An unfavorable mortgage pricing adjustment that worsens rate, points, credits, or costs.
A pricing hit is an unfavorable mortgage pricing adjustment that makes the rate, points, lender credits, or overall cost worse for the borrower.
Pricing hit matters because a borrower may qualify for the loan but still receive less favorable pricing than expected. The issue is not always approval. Sometimes the file is still approvable, but the loan characteristics place it in a more expensive pricing bucket.
It also matters because a pricing hit can be hidden inside several different numbers. It might show up as a higher rate, more discount points, reduced lender credits, or a larger amount of cash needed at closing.
Borrowers may hear pricing-hit language during quote review, underwriting updates, rate-lock discussions, or when a lender explains why a revised scenario no longer matches the first quote.
The term becomes practical when credit, loan-to-value, property type, occupancy, lock period, or program choice changes the mortgage quote.
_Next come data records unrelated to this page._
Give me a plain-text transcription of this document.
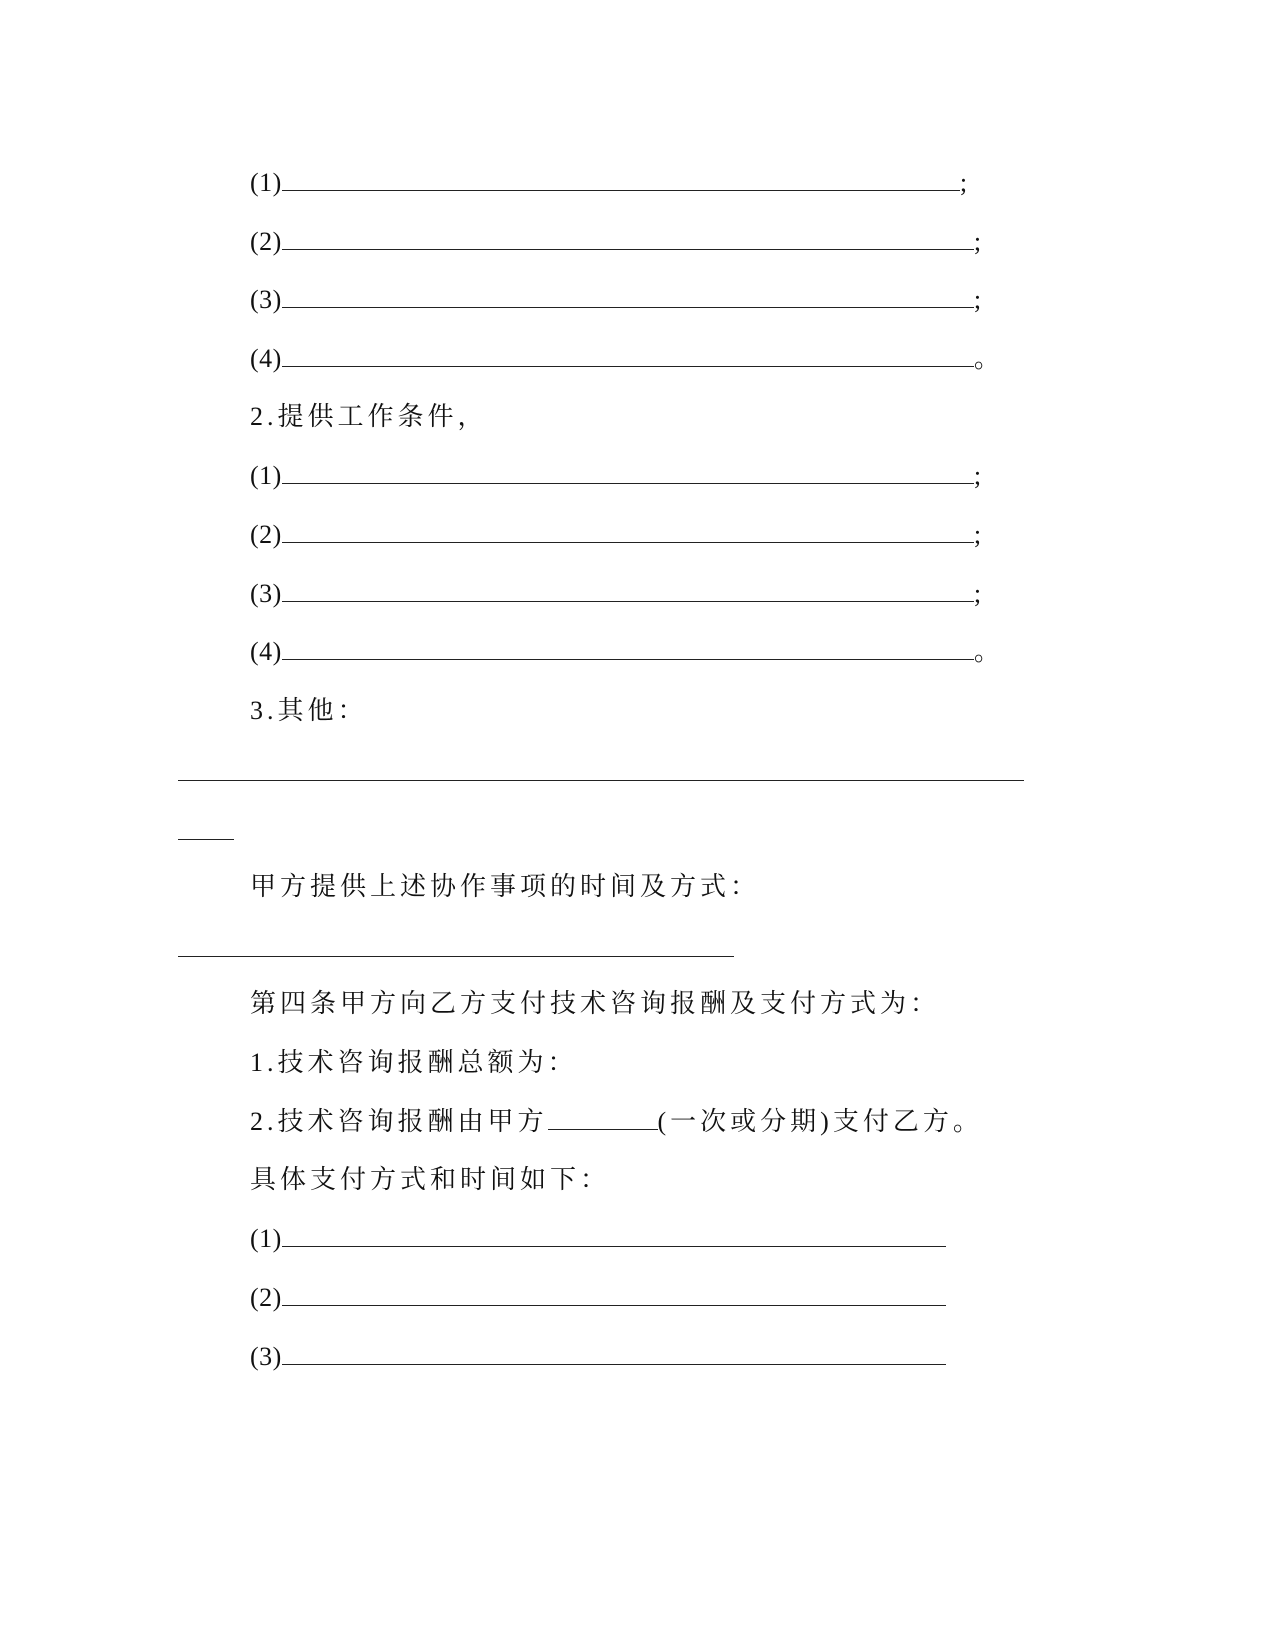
(1)	;
(2)	;
(3)	;
(4)	。
2.提供工作条件，
(1)	;
(2)	;
(3)	;
(4)	。
3.其他：
甲方提供上述协作事项的时间及方式：
第四条甲方向乙方支付技术咨询报酬及支付方式为：
1.技术咨询报酬总额为：
2.技术咨询报酬由甲方	(一次或分期)支付乙方。
具体支付方式和时间如下：
(1)
(2)
(3)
| Pricing output | How the hit may appear |
|---|---|
| Interest rate | The borrower may need a higher rate for the same cost structure |
| Discount points | The borrower may need to pay more upfront to keep the same rate |
| Lender credits | The available credit may shrink or disappear |
| Cash to close | The borrower may need more money at closing |
A borrower is first quoted using an expected credit-score tier. Later, updated information places the file in a less favorable tier. The lender explains that the lower tier creates a pricing hit, so the borrower can either accept a higher rate or pay more upfront to keep a similar rate.
Pricing hit differs from Pricing Adjustment because pricing adjustment is neutral wording. A pricing hit specifically means the change is unfavorable to the borrower.
It also differs from Loan-Level Price Adjustment. An LLPA is a specific loan-level adjustment type. A pricing hit is the borrower-facing effect of an unfavorable adjustment or pricing bucket.
It also differs from Discount Points. Points are one possible way a pricing hit can be absorbed, but the hit itself is the unfavorable pricing change.